Par rapport à 1990, l’Allemagne a diminué ses émissions de gaz à effet de serre de 25 %,. C’est bien mieux que la France, qui les a réduites de 10 % sur la même période, alors que la part des énergies renouvelables dans la consommation finale brute est à peu près équivalente.

Mais il serait trop simpliste de mesurer l’efficacité de la politique énergétique par ce seul critère, car une autre tendance, plus inquiétante se dessine. D’une part, l’émergence du photovoltaïque et de l’éolien repose en grande partie sur la volonté de l’Etat allemand de favoriser ces énergies, ce qui a un coût non négligeable pour le consommateur.
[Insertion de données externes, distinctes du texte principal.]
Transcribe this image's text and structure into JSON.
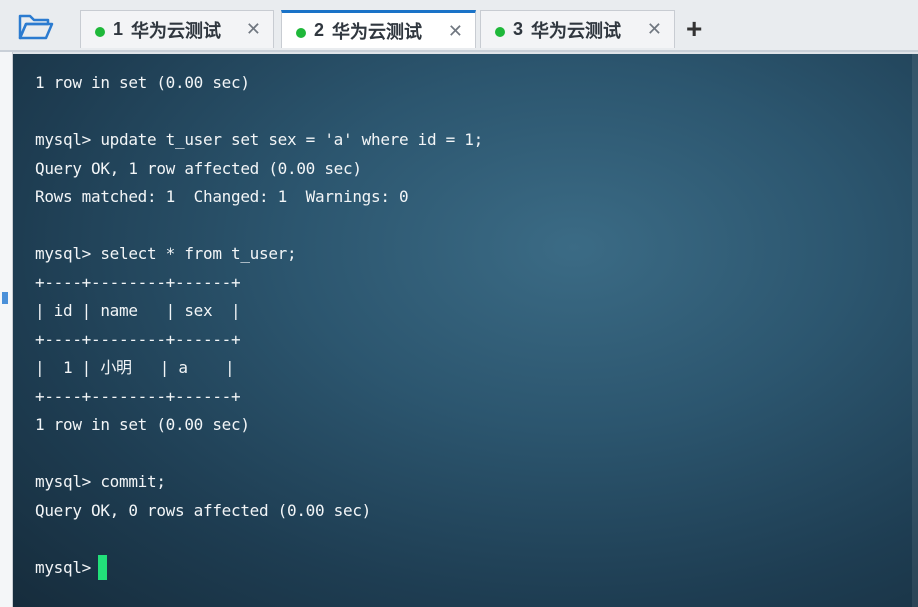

D’autre part, l’Allemagne est l’un des rares pays à avoir, depuis quelques années, augmenté sa consommation de charbon, dont l’impact sur l’environnement est l’un des plus nocifs parmi les énergies fossiles. Le charbon compte aujourd’hui pour 45 % de la production allemande d’électricité. Et sa consommation de lignite, anthracite et houille, tous des charbons très concentrés en carbone, représente 42, 35 et 54 % respectivement de la consommation intérieure brute de l’Union européenne.
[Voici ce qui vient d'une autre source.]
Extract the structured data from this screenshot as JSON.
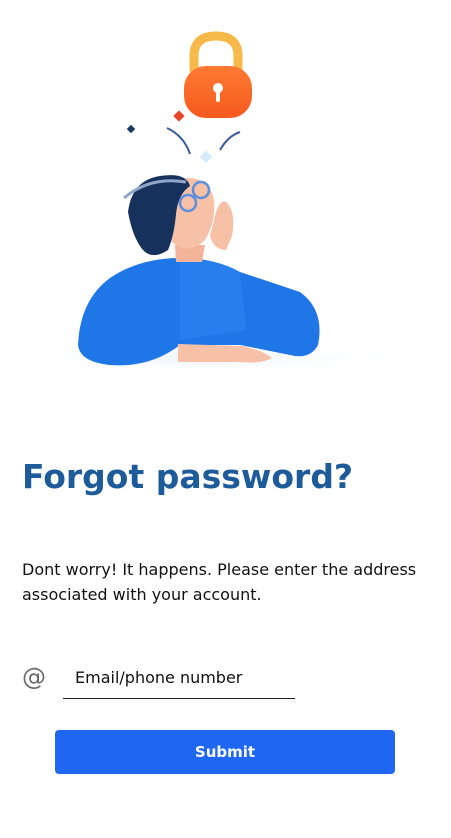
{
  "header": {
    "title": "Forgot password?",
    "subtitle": "Dont worry! It happens. Please enter the address associated with your account."
  },
  "form": {
    "email_placeholder": "Email/phone number",
    "email_value": "",
    "at_icon": "@",
    "submit_label": "Submit"
  },
  "colors": {
    "title": "#1d5b9b",
    "button": "#1f66f2",
    "shirt": "#1f76e6",
    "lock_body": "#ff6a2a",
    "lock_shackle": "#f6b94a"
  }
}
La politique énergétique de l’Allemagne est donc en pleine contradiction, notamment avec les objectifs de baisse des émissions de gaz à effet de serre définis par l’Union européenne. Il y a principalement deux variables qui font pression à la baisse des émissions de gaz à effet de serre. La première est bien évidemment la politique énergétique. La seconde dépend de l’état du marché des énergies fossiles : si les prix sont à la baisse, il y aura moins d’incitations pour les entreprises innovantes à trouver des énergies substituables. L’effet est renforcé quand un nouvel acteur sur le marché fait augmenter les volumes ; c’est le cas notamment des Etats-Unis depuis quelques années avec l’exploitation de nouveaux gisements de gaz et huile de schistes.

Par ailleurs, le modèle allemand s’essouffle. L’un des plus gros chantiers d’éolien en mer (Bard 1) ne sera pas fonctionnel avant des années tant les problèmes techniques sont nombreux. Pour le moment, les autorités font tourner les turbines au fioul pour éviter l’usure causée par l’eau de mer ! Certains investisseurs commencent à jeter l’éponge. Dans un récent sondage de la Chambre de commerce américaine, les entrepreneurs américains trouvent l’Allemagne moins attractive, à cause de ces choix en matière de politique énergétique. C’est le cas aussi de certaines entreprises allemandes, qui préfèrent investir à l’étranger. Tout cela à un coût, notamment en termes d’emplois et de croissance. Alors que l’Allemagne est le moteur économique de l’Europe, elle devra peut-être revoir certains de ses objectifs si elle ne veut pas pénaliser toute l’Europe.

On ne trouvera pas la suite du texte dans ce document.